Dads Doing Yoga With Their Babies Making A Case For Paternity Leave

Wasa is giving Americans one more reason to envy the Swedes.

Sweden's Wasabröd, known for its crisp-bread snacks, is using its latest ad to highlight one of the perks enjoyed by fathers in Sweden: six-month paternity leave. The video for "Staying Fit the Swedish Way" features daddies doing yoga with their babies as one female classmate looks on in awe.

After she asks why there are no moms in the class, one hunky papa responds: "This is Sweden. We have something called pappaledighet. It's when the daddies stay at home for six months while the moms are working."

"We sent a man to the moon," the woman says. "What a waste, when we could've sent him to the playground as our Swedish sisters do."
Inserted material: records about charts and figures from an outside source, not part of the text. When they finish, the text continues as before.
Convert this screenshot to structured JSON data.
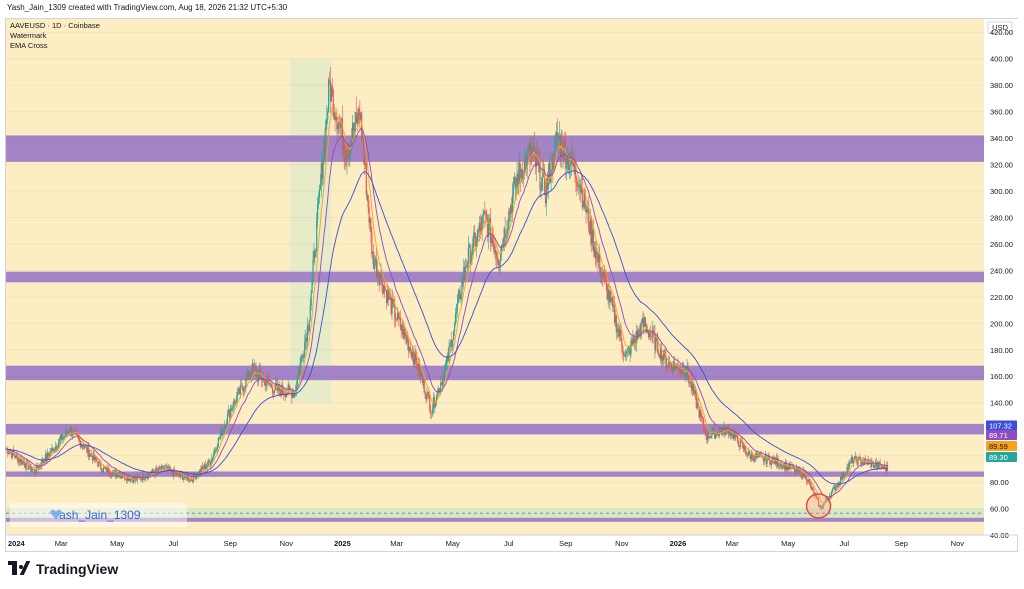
{
  "header": {
    "credit": "Yash_Jain_1309 created with TradingView.com, Aug 18, 2026 21:32 UTC+5:30"
  },
  "legend": {
    "symbol": "AAVEUSD · 1D · Coinbase",
    "line2": "Watermark",
    "line3": "EMA Cross"
  },
  "watermark": {
    "text": "Yash_Jain_1309",
    "icon": "heart-icon"
  },
  "footer": {
    "brand": "TradingView",
    "logo": "tradingview-logo"
  },
  "colors": {
    "background": "#fcedc2",
    "zone": "#9c7bc7",
    "ema_fast": "#f7a21b",
    "ema_slow": "#8e4bc2",
    "ema_long": "#3b4fd9",
    "candle_up": "#26a69a",
    "candle_down": "#ef5350",
    "support_green": "#cde6c8"
  },
  "chart_data": {
    "type": "candlestick",
    "symbol": "AAVEUSD",
    "timeframe": "1D",
    "exchange": "Coinbase",
    "currency": "USD",
    "ylim": [
      40,
      430
    ],
    "y_ticks": [
      40,
      60,
      80,
      100,
      120,
      140,
      160,
      180,
      200,
      220,
      240,
      260,
      280,
      300,
      320,
      340,
      360,
      380,
      400,
      420
    ],
    "x_ticks": [
      "2024",
      "Mar",
      "May",
      "Jul",
      "Sep",
      "Nov",
      "2025",
      "Mar",
      "May",
      "Jul",
      "Sep",
      "Nov",
      "2026",
      "Mar",
      "May",
      "Jul",
      "Sep",
      "Nov"
    ],
    "x_range": [
      "2024-01-01",
      "2026-11-30"
    ],
    "price_path": [
      [
        "2024-01-01",
        105
      ],
      [
        "2024-02-01",
        88
      ],
      [
        "2024-03-10",
        120
      ],
      [
        "2024-04-15",
        90
      ],
      [
        "2024-05-20",
        82
      ],
      [
        "2024-06-20",
        90
      ],
      [
        "2024-07-20",
        82
      ],
      [
        "2024-08-10",
        95
      ],
      [
        "2024-09-01",
        135
      ],
      [
        "2024-09-25",
        165
      ],
      [
        "2024-10-20",
        150
      ],
      [
        "2024-11-10",
        148
      ],
      [
        "2024-11-25",
        200
      ],
      [
        "2024-12-10",
        320
      ],
      [
        "2024-12-18",
        380
      ],
      [
        "2025-01-05",
        330
      ],
      [
        "2025-01-20",
        360
      ],
      [
        "2025-02-03",
        250
      ],
      [
        "2025-02-25",
        210
      ],
      [
        "2025-03-20",
        175
      ],
      [
        "2025-04-08",
        135
      ],
      [
        "2025-04-25",
        170
      ],
      [
        "2025-05-15",
        245
      ],
      [
        "2025-06-05",
        280
      ],
      [
        "2025-06-20",
        250
      ],
      [
        "2025-07-10",
        310
      ],
      [
        "2025-07-25",
        330
      ],
      [
        "2025-08-10",
        300
      ],
      [
        "2025-08-23",
        340
      ],
      [
        "2025-09-15",
        310
      ],
      [
        "2025-10-05",
        250
      ],
      [
        "2025-10-20",
        215
      ],
      [
        "2025-11-05",
        175
      ],
      [
        "2025-11-25",
        200
      ],
      [
        "2025-12-20",
        170
      ],
      [
        "2026-01-10",
        165
      ],
      [
        "2026-02-01",
        115
      ],
      [
        "2026-02-25",
        120
      ],
      [
        "2026-03-20",
        100
      ],
      [
        "2026-04-20",
        95
      ],
      [
        "2026-05-20",
        85
      ],
      [
        "2026-06-05",
        60
      ],
      [
        "2026-06-25",
        80
      ],
      [
        "2026-07-10",
        97
      ],
      [
        "2026-07-25",
        95
      ],
      [
        "2026-08-18",
        90
      ]
    ],
    "price_labels": [
      {
        "value": 107.32,
        "color": "#3b4fd9"
      },
      {
        "value": 89.71,
        "color": "#8e4bc2"
      },
      {
        "value": 89.59,
        "color": "#f7a21b"
      },
      {
        "value": 89.3,
        "color": "#26a69a"
      }
    ],
    "horizontal_zones": [
      {
        "from": 322,
        "to": 342
      },
      {
        "from": 231,
        "to": 239
      },
      {
        "from": 157,
        "to": 168
      },
      {
        "from": 116,
        "to": 124
      },
      {
        "from": 84,
        "to": 88
      },
      {
        "from": 50,
        "to": 53
      }
    ],
    "support_band": {
      "from": 53,
      "to": 60
    },
    "highlight_circle": {
      "date": "2026-06-03",
      "value": 62
    },
    "shaded_box": {
      "from": "2024-11-05",
      "to": "2024-12-20",
      "low": 140,
      "high": 400
    }
  }
}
Yep. Scott Goodson, the CEO of StrawberryFrog, the company behind the campaign, was inspired to write "Yoga Baby" after traveling to the Northern European nation with a friend who mistook dads for nannies.

"The naturalness of Swedish life, the fit lifestyle and the Nordic mind-set is very different and fun and in many cases inspiring for American men and women," Goodson told AdWeek.

Sweden offers parents a whopping 480 days of paid parental leave, with 60 of those days reserved specifically for the father. About 90 percent of Swedish dads take paternity leave, according to a July article by the Economist.

By contrast, in the United States, paid paternity leave can be as little as one week, if not completely nonexistent.